Sydney Cairns could have the most Aussie name ever. Photo / Supplied
Sydney Cairns could have the most Aussie name ever. Photo / Supplied
Her name is the absolute perfect conversation starter, sparking a whole host of excited and bemused responses whenever she's introduced to someone new.
A lot of people laugh upon hearing it. Some think she must be lying, that her moniker is either fake or that she changed it at some stage.
She considered using her middle name, Camille, to make life a little simpler. But there's a certain charm, a specialness, about the real thing that's hard to let go of.
And so, Sydney Cairns continues to be an attraction in the city she's calling home for now … Sydney, naturally.
The hilarious part about the 22-year-old with one of the most Aussie names ever is that she's an American, raised just outside Philadelphia before moving to Boston for university. And until she came Down Under for the first time 18 months ago as a uni exchange student, she didn't realise quite how distinct her name was.
"People let me know pretty quickly that it was," Ms Cairns told news.com.au.
"Most people laugh, they think it's hilarious. Some people think I'm kidding, that I've made it up. I've even gotten a comment that it sounds like a stripper name. I don't know about that."
She said her mum and dad spent their honeymoon here "a million years ago", exploring Sydney and taking a brief trip to the Blue Mountains.
It's unlikely they heard of Cairns while they were here. Ms Cairns herself is yet to visit the north Queensland city.
"We would say it with the hard R, like 'care-ens'," she said of the American pronunciation of her surname. "I say to people who ask to say the name Karen and add an 's', kind of.
Sydney Cairns is making the most of her working holiday in Sydney. Photo / Supplied
"Cairns is Scottish and it actually means pile of rocks.
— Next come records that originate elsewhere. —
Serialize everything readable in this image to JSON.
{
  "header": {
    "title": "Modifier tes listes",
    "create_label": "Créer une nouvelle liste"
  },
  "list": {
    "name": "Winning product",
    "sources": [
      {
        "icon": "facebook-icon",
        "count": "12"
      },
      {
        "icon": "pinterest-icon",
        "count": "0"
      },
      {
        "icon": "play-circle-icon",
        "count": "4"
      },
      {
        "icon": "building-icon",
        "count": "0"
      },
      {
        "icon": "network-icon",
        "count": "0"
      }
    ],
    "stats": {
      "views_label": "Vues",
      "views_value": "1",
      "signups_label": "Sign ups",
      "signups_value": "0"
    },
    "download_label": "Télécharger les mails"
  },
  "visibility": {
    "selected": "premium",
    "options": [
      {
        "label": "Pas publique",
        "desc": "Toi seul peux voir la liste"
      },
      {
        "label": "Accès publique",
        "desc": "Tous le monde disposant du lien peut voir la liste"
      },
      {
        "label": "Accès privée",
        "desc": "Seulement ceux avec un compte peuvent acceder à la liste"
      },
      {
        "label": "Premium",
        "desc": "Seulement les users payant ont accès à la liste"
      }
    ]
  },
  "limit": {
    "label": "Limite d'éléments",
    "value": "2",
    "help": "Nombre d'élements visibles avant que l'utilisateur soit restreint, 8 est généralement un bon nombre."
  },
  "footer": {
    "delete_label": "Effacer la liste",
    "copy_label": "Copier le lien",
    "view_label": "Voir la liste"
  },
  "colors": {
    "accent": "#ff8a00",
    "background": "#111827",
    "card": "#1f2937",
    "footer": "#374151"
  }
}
That sounds a bit ordinary but a long time ago, when people would go to war, they would put rocks in a pile for each soldier.
"When they came back from battle, they would pick up a rock. It was how they counted how many people had been lost in the war."
As for the inspiration for her first name, Ms Cairns said her parents were set on it long before she arrived and had even considered it for her older brother.
"They decided it was a little more of a feminine name. I know here it's usually a male name. I think they just liked the sound of it — it wasn't calculated at all — and so they saved it for me."
In the end, her brother received a different name — Wollongong.
No, not really. That would be excellent, though.
"His name is Elliott, so no Australian city name for him," Ms Cairns laughed.
In the US, Sydney is not exactly an uncommon name for girls, and when Ms Cairns came here to study, there were two others in her cohort, she said.
"Of course, in the States, everyone knows Sydney the city but I don't think anyone really knew that Cairns was a place," she said.
"The last name is what makes it kind of special, here at least.
"Until I came here a year-and-a-half ago, I didn't know how Aussie it is. People let me know pretty quickly that it was.
"I get it. It would be like if my name was, like, New York Los Angeles."
Arthur Phillip originally named the colony where the First Fleet settled "New Albion". It was later changed to Sydney, inspired by Thomas Townshend, Lord Sydney, the then Home Secretary, who had chartered Phillip's voyage.
Meanwhile, Cairns was named in honour of Sir William Wellington Cairns. It was officially formed in 1876 after colonialists settled in the area when gold was found nearby.
Ms Cairns graduated last month with a degree in communications and came back to Australia on a working holiday visa, having fallen in love with the place.
She's working in public relations and saving up to explore the country a little, hopefully getting up to Cairns.
"It's beautiful here. The people are really kind. I like the culture," she said.